Monday, Nov. 21, 1955
Fossils of the Future
Geologist Lee Merriam Talbot, 25 is an animal man by heritage: his grandfather, C. Hart Merriam, was the first chief of the U.S. Biological Survey. So when the Survival Service of the International Union for the Protection of Nature, formed under UNESCO sponsorship, offered him a job, Talbot snapped it up.
The job was beyond the wildest dreams of the ex-Marine ecologist. His assignment: to travel through the Near East and Southeast Asia, paying calls on animals threatened with extinction, and try to figure out how to keep them from following the dodo. Last week Talbot was back in the U.S., having escaped extinction himself on several occasions by a narrow margin, and bringing curious tales about the "fossils of the future." Rhino & Cures. The biggest of the threatened animals is the Indian rhinoceros, of which only a few hundred survive. A creature that only an animal man could love, it has the temper of a bald hornet, the odor of cattle-boat bilge water and the bodily build of a Sherman tank.
It resents ecologists, as it does everything else, so Talbot made his survey from the back of a tall bull elephant.

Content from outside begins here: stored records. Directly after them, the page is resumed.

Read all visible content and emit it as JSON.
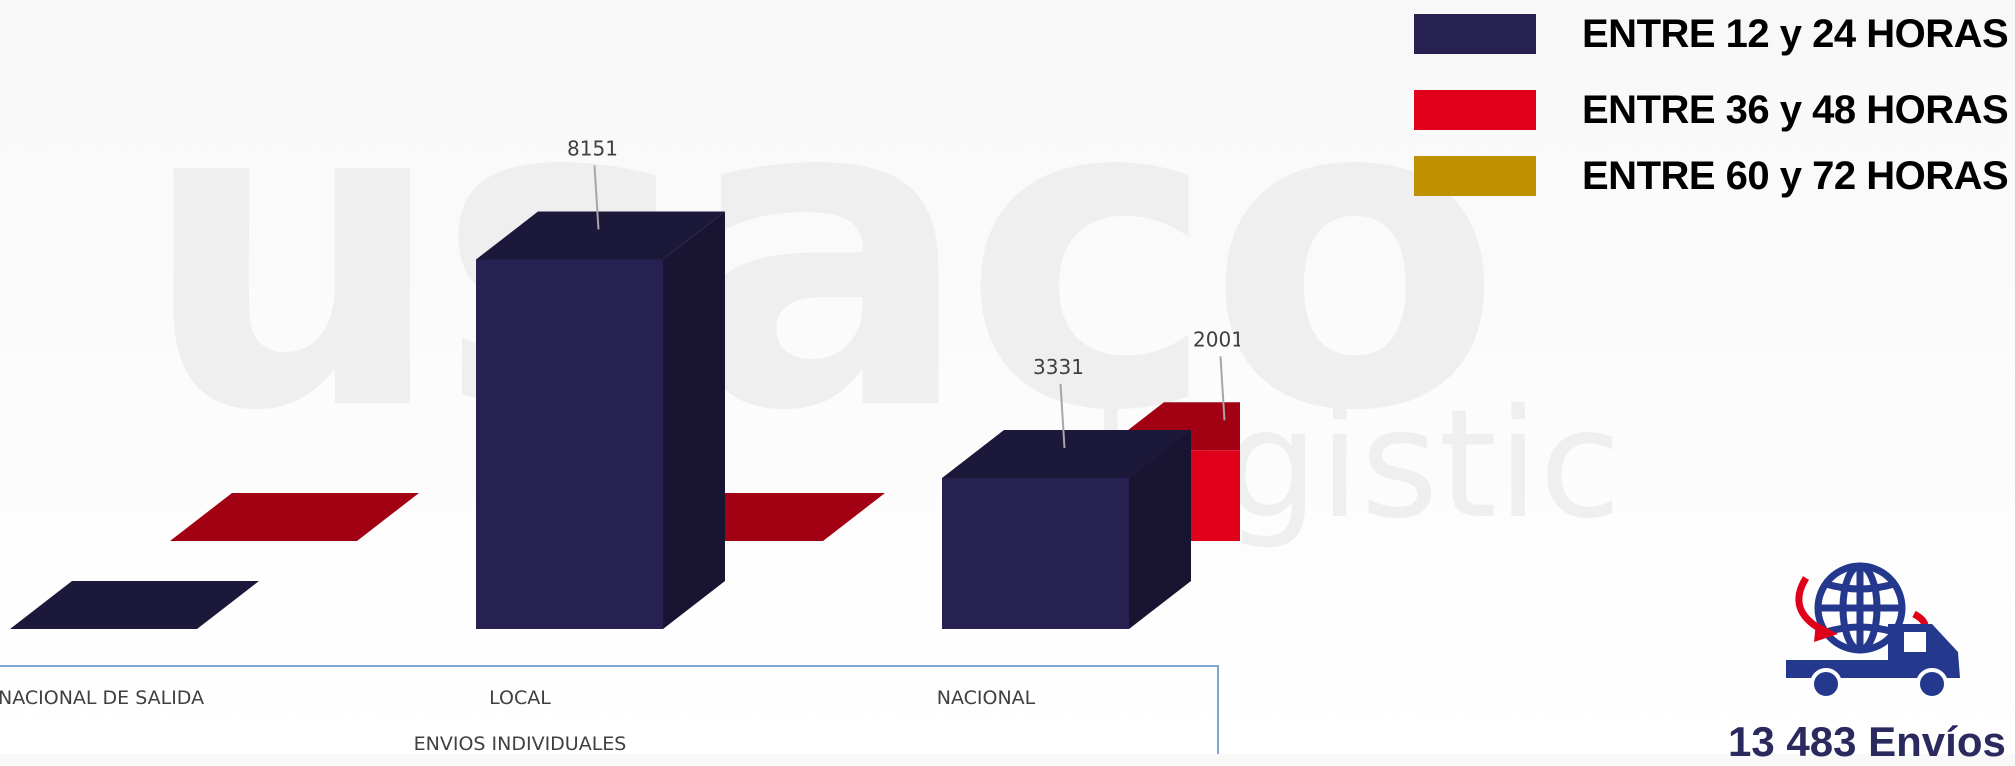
{
  "watermark": {
    "brand": "usaco",
    "sub": "logistic"
  },
  "chart_data": {
    "type": "bar",
    "style": "3d-clustered-column",
    "xlabel": "ENVIOS INDIVIDUALES",
    "categories": [
      "NACIONAL DE SALIDA",
      "LOCAL",
      "NACIONAL"
    ],
    "series": [
      {
        "name": "ENTRE 12 y 24 HORAS",
        "color": "#262150",
        "values": [
          0,
          8151,
          3331
        ]
      },
      {
        "name": "ENTRE 36 y 48 HORAS",
        "color": "#e1001a",
        "values": [
          0,
          0,
          2001
        ]
      },
      {
        "name": "ENTRE 60 y 72 HORAS",
        "color": "#bf9000",
        "values": [
          0,
          0,
          0
        ]
      }
    ],
    "data_labels": [
      {
        "series": 0,
        "category": 1,
        "text": "8151"
      },
      {
        "series": 0,
        "category": 2,
        "text": "3331"
      },
      {
        "series": 1,
        "category": 2,
        "text": "2001"
      }
    ],
    "ylim": [
      0,
      9000
    ],
    "grid": false,
    "legend_position": "top-right"
  },
  "summary": {
    "total_text": "13 483 Envíos",
    "icon": "globe-truck-icon"
  }
}
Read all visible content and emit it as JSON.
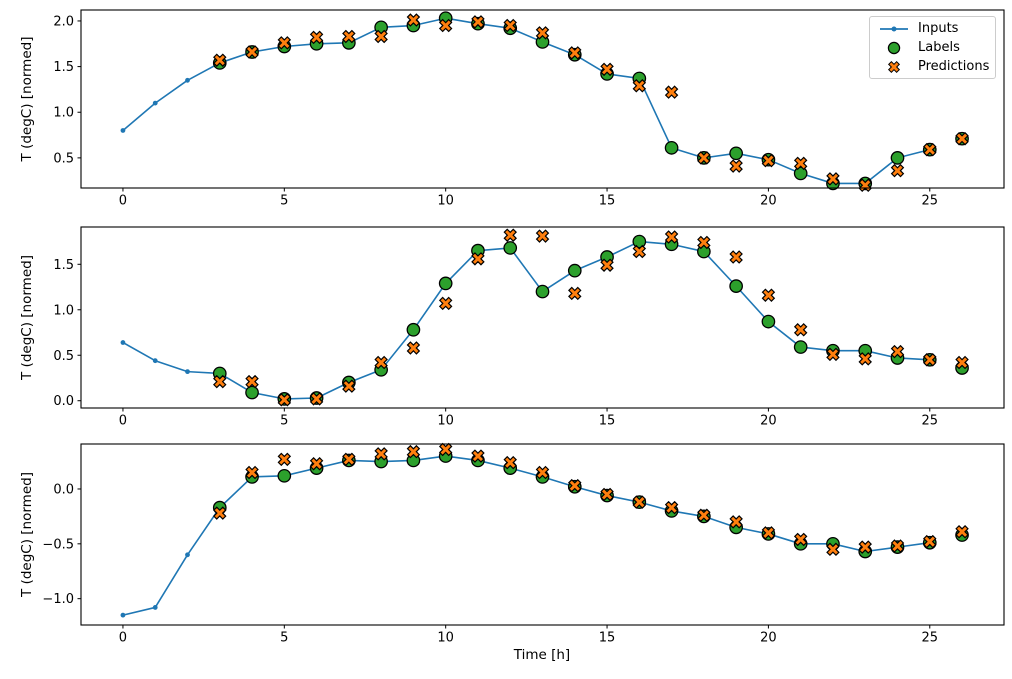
{
  "figure": {
    "background": "#ffffff"
  },
  "colors": {
    "inputs": "#1f77b4",
    "labels": "#2ca02c",
    "predictions": "#ff7f0e",
    "marker_edge": "#000000",
    "axis": "#000000",
    "text": "#000000",
    "legend_border": "#cccccc"
  },
  "chart_data": [
    {
      "type": "line+scatter",
      "ylabel": "T (degC) [normed]",
      "xlim": [
        -1.3,
        27.3
      ],
      "ylim": [
        0.17,
        2.12
      ],
      "xticks": [
        0,
        5,
        10,
        15,
        20,
        25
      ],
      "xtick_labels": [
        "0",
        "5",
        "10",
        "15",
        "20",
        "25"
      ],
      "yticks": [
        0.5,
        1.0,
        1.5,
        2.0
      ],
      "ytick_labels": [
        "0.5",
        "1.0",
        "1.5",
        "2.0"
      ],
      "grid": false,
      "legend": {
        "position": "upper right",
        "entries": [
          "Inputs",
          "Labels",
          "Predictions"
        ]
      },
      "series": {
        "inputs": {
          "x": [
            0,
            1,
            2,
            3,
            4,
            5,
            6,
            7,
            8,
            9,
            10,
            11,
            12,
            13,
            14,
            15,
            16,
            17,
            18,
            19,
            20,
            21,
            22,
            23,
            24,
            25
          ],
          "y": [
            0.8,
            1.1,
            1.35,
            1.54,
            1.66,
            1.72,
            1.75,
            1.76,
            1.93,
            1.95,
            2.03,
            1.97,
            1.92,
            1.77,
            1.63,
            1.42,
            1.37,
            0.61,
            0.5,
            0.55,
            0.48,
            0.33,
            0.22,
            0.22,
            0.5,
            0.59
          ]
        },
        "labels": {
          "x": [
            3,
            4,
            5,
            6,
            7,
            8,
            9,
            10,
            11,
            12,
            13,
            14,
            15,
            16,
            17,
            18,
            19,
            20,
            21,
            22,
            23,
            24,
            25,
            26
          ],
          "y": [
            1.54,
            1.66,
            1.72,
            1.75,
            1.76,
            1.93,
            1.95,
            2.03,
            1.97,
            1.92,
            1.77,
            1.63,
            1.42,
            1.37,
            0.61,
            0.5,
            0.55,
            0.48,
            0.33,
            0.22,
            0.22,
            0.5,
            0.59,
            0.71
          ]
        },
        "predictions": {
          "x": [
            3,
            4,
            5,
            6,
            7,
            8,
            9,
            10,
            11,
            12,
            13,
            14,
            15,
            16,
            17,
            18,
            19,
            20,
            21,
            22,
            23,
            24,
            25,
            26
          ],
          "y": [
            1.57,
            1.66,
            1.76,
            1.82,
            1.83,
            1.83,
            2.01,
            1.95,
            1.99,
            1.95,
            1.87,
            1.65,
            1.47,
            1.29,
            1.22,
            0.5,
            0.41,
            0.47,
            0.44,
            0.27,
            0.2,
            0.36,
            0.59,
            0.71
          ]
        }
      }
    },
    {
      "type": "line+scatter",
      "ylabel": "T (degC) [normed]",
      "xlim": [
        -1.3,
        27.3
      ],
      "ylim": [
        -0.08,
        1.91
      ],
      "xticks": [
        0,
        5,
        10,
        15,
        20,
        25
      ],
      "xtick_labels": [
        "0",
        "5",
        "10",
        "15",
        "20",
        "25"
      ],
      "yticks": [
        0.0,
        0.5,
        1.0,
        1.5
      ],
      "ytick_labels": [
        "0.0",
        "0.5",
        "1.0",
        "1.5"
      ],
      "grid": false,
      "series": {
        "inputs": {
          "x": [
            0,
            1,
            2,
            3,
            4,
            5,
            6,
            7,
            8,
            9,
            10,
            11,
            12,
            13,
            14,
            15,
            16,
            17,
            18,
            19,
            20,
            21,
            22,
            23,
            24,
            25
          ],
          "y": [
            0.64,
            0.44,
            0.32,
            0.3,
            0.09,
            0.02,
            0.03,
            0.2,
            0.34,
            0.78,
            1.29,
            1.65,
            1.68,
            1.2,
            1.43,
            1.58,
            1.75,
            1.72,
            1.64,
            1.26,
            0.87,
            0.59,
            0.55,
            0.55,
            0.47,
            0.45
          ]
        },
        "labels": {
          "x": [
            3,
            4,
            5,
            6,
            7,
            8,
            9,
            10,
            11,
            12,
            13,
            14,
            15,
            16,
            17,
            18,
            19,
            20,
            21,
            22,
            23,
            24,
            25,
            26
          ],
          "y": [
            0.3,
            0.09,
            0.02,
            0.03,
            0.2,
            0.34,
            0.78,
            1.29,
            1.65,
            1.68,
            1.2,
            1.43,
            1.58,
            1.75,
            1.72,
            1.64,
            1.26,
            0.87,
            0.59,
            0.55,
            0.55,
            0.47,
            0.45,
            0.36
          ]
        },
        "predictions": {
          "x": [
            3,
            4,
            5,
            6,
            7,
            8,
            9,
            10,
            11,
            12,
            13,
            14,
            15,
            16,
            17,
            18,
            19,
            20,
            21,
            22,
            23,
            24,
            25,
            26
          ],
          "y": [
            0.21,
            0.21,
            0.01,
            0.02,
            0.16,
            0.42,
            0.58,
            1.07,
            1.56,
            1.82,
            1.81,
            1.18,
            1.49,
            1.64,
            1.8,
            1.74,
            1.58,
            1.16,
            0.78,
            0.51,
            0.46,
            0.54,
            0.45,
            0.42
          ]
        }
      }
    },
    {
      "type": "line+scatter",
      "ylabel": "T (degC) [normed]",
      "xlabel": "Time [h]",
      "xlim": [
        -1.3,
        27.3
      ],
      "ylim": [
        -1.24,
        0.41
      ],
      "xticks": [
        0,
        5,
        10,
        15,
        20,
        25
      ],
      "xtick_labels": [
        "0",
        "5",
        "10",
        "15",
        "20",
        "25"
      ],
      "yticks": [
        -1.0,
        -0.5,
        0.0
      ],
      "ytick_labels": [
        "−1.0",
        "−0.5",
        "0.0"
      ],
      "grid": false,
      "series": {
        "inputs": {
          "x": [
            0,
            1,
            2,
            3,
            4,
            5,
            6,
            7,
            8,
            9,
            10,
            11,
            12,
            13,
            14,
            15,
            16,
            17,
            18,
            19,
            20,
            21,
            22,
            23,
            24,
            25
          ],
          "y": [
            -1.15,
            -1.08,
            -0.6,
            -0.17,
            0.11,
            0.12,
            0.19,
            0.26,
            0.25,
            0.26,
            0.3,
            0.26,
            0.19,
            0.11,
            0.02,
            -0.06,
            -0.12,
            -0.2,
            -0.25,
            -0.35,
            -0.41,
            -0.5,
            -0.5,
            -0.57,
            -0.53,
            -0.49
          ]
        },
        "labels": {
          "x": [
            3,
            4,
            5,
            6,
            7,
            8,
            9,
            10,
            11,
            12,
            13,
            14,
            15,
            16,
            17,
            18,
            19,
            20,
            21,
            22,
            23,
            24,
            25,
            26
          ],
          "y": [
            -0.17,
            0.11,
            0.12,
            0.19,
            0.26,
            0.25,
            0.26,
            0.3,
            0.26,
            0.19,
            0.11,
            0.02,
            -0.06,
            -0.12,
            -0.2,
            -0.25,
            -0.35,
            -0.41,
            -0.5,
            -0.5,
            -0.57,
            -0.53,
            -0.49,
            -0.42
          ]
        },
        "predictions": {
          "x": [
            3,
            4,
            5,
            6,
            7,
            8,
            9,
            10,
            11,
            12,
            13,
            14,
            15,
            16,
            17,
            18,
            19,
            20,
            21,
            22,
            23,
            24,
            25,
            26
          ],
          "y": [
            -0.22,
            0.15,
            0.27,
            0.23,
            0.27,
            0.32,
            0.34,
            0.36,
            0.3,
            0.24,
            0.15,
            0.03,
            -0.05,
            -0.12,
            -0.17,
            -0.24,
            -0.3,
            -0.4,
            -0.46,
            -0.55,
            -0.53,
            -0.52,
            -0.48,
            -0.39
          ]
        }
      }
    }
  ]
}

Once he came face to face with a mother rhino as she bathed her child in a mud wallow.
The elephant wheeled and bolted. The rhino charged, snorting in the elephant's wake and trying to gore him with her 24-in. horn. Talbot watched from the rumble seat as the rhino drew alongside the elephant and ripped an 18-in. gash in his side. Then the two animals veered apart as if on diverging rails. "I suppose " says Talbot, "that mama went back to her baby and told him: That's how it's done.' "
As Talbot made his rounds, he found that the trouble among dwindling breeds was almost always man, and that there was generally some factor involved besides mere competition for land and food. Rhinos, for instance, are persistently hunted all over Southeast Asia because they are believed to have medicinal value. The Chinese consider powdered rhinoceros horn a powerful aphrodisiac (it is not), and will pay $2,500 for a single horn. Other parts of the animal, too have honored places in the Asian pharmacopoeia. Cups made of rhino horn detect poison by shattering to bits or by making the poison bubble. Rhino shin is good for leg trouble; the hip cures female disorders. Even the dung is beneficial for skin ailments.
Lion & Oryx. Thus the rhino has been hunted almost to extinction. In Nepal says Talbot, the Indian rhinoceros has another ecological problem. The Nepalese use rhinos to speed the upward reincarnation of the souls of their ancestors The cure for delay in this process is to kill a rhino, sit inside its carcass, and drink to the health of the ancestor's soul in rhino blood.
Other threatened animals have different relationships with capricious man The chief threat to the Asiatic lions has been glory-seeking maharajas, who have hunted the beasts with modern firearms, as their ancestors once hunted them with more primitive weapons. The result: few lions remain.
In Arabia Talbot found that the oryx a handsome black-and-white antelope is almost extinct because Arabs believe that to kill one is a great deed. In the old days of horses and spears, the feat was reasonably difficult, but today great motorcades of oil-rich princes of Araby chase the oryx across the desert with barbaric howls and the roar of powerful engines. One emir organized a 300-car hunt. Now the oryx has retreated into the Rub' al Khali (empty quarter) of Southern Arabia, where at most 100 survive. Talbot does not think they will survive for long. The same emir is after them hell-bent with airplanes.
Wherever he went Talbot tried to find out how the threatened animals live and how they can be protected. In some cases he thinks he aroused local sympathy In one case he found that native beliefs are working in the animals' favor. The Burmese brow-antlered deer was recently on the verge of extinction, but now it is left strictly alone. The natives think that eating its flesh will aggravate venereal diseases.